The Colorado Division of Wildlife hosted a public forum Wednesday to discuss possible changes to the big game hunting season structure.
Although it is still early in the process, which won't be finalized until September, local sportsmen, outfitters and landowners packed a meeting room in Meeker to listen to DOW proposals and weigh in on issues.
"I didn't think we'd have 60 or 70 people because we're several months away," said Dan Prenzlow, the area wildlife manager.
The intent of the meeting was to present alternatives that are being considered by the Colorado Wildlife Commission. The Commission reviews the season structure every five years, making adjustments that will guide wildlife management, license sales, season settings and many other aspects of big game hunting. The new structure will take effect in 2005.
Meeting participants brought up the possible economic impact of the proposed changes again and again.
"Of all the alternatives I just heard you speak of, it really boils down to how it affects the economy on the Western Slope," said Randy Horne, who owns Bar H Outfitters in Meeker. Horne is the president of the Northwest Chapter of the Colorado Outfitters Association.
Of special concern to Horne is a proposal to issue all elk licenses through a draw instead of allowing over-the-counter license sales.
"That's a huge issue," Horne said. "It's going to limit the number of hunters -- resident and nonresident -- coming to our communities."
Deer licenses currently are limited and are not available over the counter.
Prenzlow said he knows that a couple of members of the Wildlife Commission favor a totally limited statewide structure for elk.
The limited elk structure could foster the growth of more and larger bulls, but several residents opposed the notion, saying that Colorado is known for providing hunting opportunity, not trophy animals.
"I don't think every hunter expects a six-point," said one man in the audience. "They come out to get an elk. They come for opportunity."
"Colorado has never been known for a trophy state, period," Horne said. "It's been known as an opportunity state."
"I hope we continue to manage for opportunity, rather than trophies," Horne said.
In the room of about 70 locals, no one voiced opposition to Horne's comments.
Residents also opposed an alternative that would lower the percentage of licenses issued to nonresident hunters.

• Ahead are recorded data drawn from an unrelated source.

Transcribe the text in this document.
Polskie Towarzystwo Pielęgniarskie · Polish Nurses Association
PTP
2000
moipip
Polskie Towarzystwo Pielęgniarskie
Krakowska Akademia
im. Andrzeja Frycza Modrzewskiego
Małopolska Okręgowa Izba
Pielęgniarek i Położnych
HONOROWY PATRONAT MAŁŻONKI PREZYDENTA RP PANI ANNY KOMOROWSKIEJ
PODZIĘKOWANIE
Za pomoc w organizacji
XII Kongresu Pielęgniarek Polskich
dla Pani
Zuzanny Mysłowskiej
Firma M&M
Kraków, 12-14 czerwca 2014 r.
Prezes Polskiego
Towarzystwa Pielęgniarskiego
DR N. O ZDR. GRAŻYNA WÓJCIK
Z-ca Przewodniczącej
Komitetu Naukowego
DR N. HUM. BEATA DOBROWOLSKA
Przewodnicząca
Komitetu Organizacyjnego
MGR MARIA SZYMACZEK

The proposal only would apply in "premiere" Game Management Units, not statewide.
Since the change only would apply to certain units, it would not severely impact nonresident numbers, according to Jeff Madison, a terrestrial biologist for the DOW.
Madison estimated the proposal would result in about 1,000 fewer nonresident licenses throughout the state. Each year, the DOW issues tens of thousands of elk licenses.
Some in the audience still bristled at the idea, contending that it would affect the perceptions of out-of-state hunters.
One man said that if communities in Northwest Colorado would be devastated by losing a relatively small number of hunters then "we're already in trouble."
Other topics, such as the preference-point system and the Ranching for Wildlife program drew comments and debate.
And when Madison discussed an alternative that would try to reduce the complexity of the DOW's hunting regulations, the crowd applauded.
Madison told a story about a pair of hunters who were in the DOW's Meeker office looking at a brochure trying to make sense of the regulations.
"We're from Los Alamos, N.M," Madison recalled the hunters saying. "We are rocket scientists and we don't have a clue."
Prenzlow warned that although the idea of reducing the complexity of the DOW's system might seem appealing, it comes with a price. The system has evolved over decades. If the structure was simplified, much of the confusion would go away, but so would regulations that are pet issues and dearly important to some.
Those who attended the meeting were asked to fill out a survey about which alternatives they prefer. Prenzlow also encouraged residents to suggest their own alternatives, too. The Wildlife Commission will narrow the proposals at its March meeting. In May or June, the DOW will host another round of public meetings to gather input as the season structure takes shape.
The public can send comments to the DOW, or submit them at a wildlife office. The season structure proposals can be viewed on the hunting section of the DOW's Web site. The site is located at www.wildlife.state.co.us.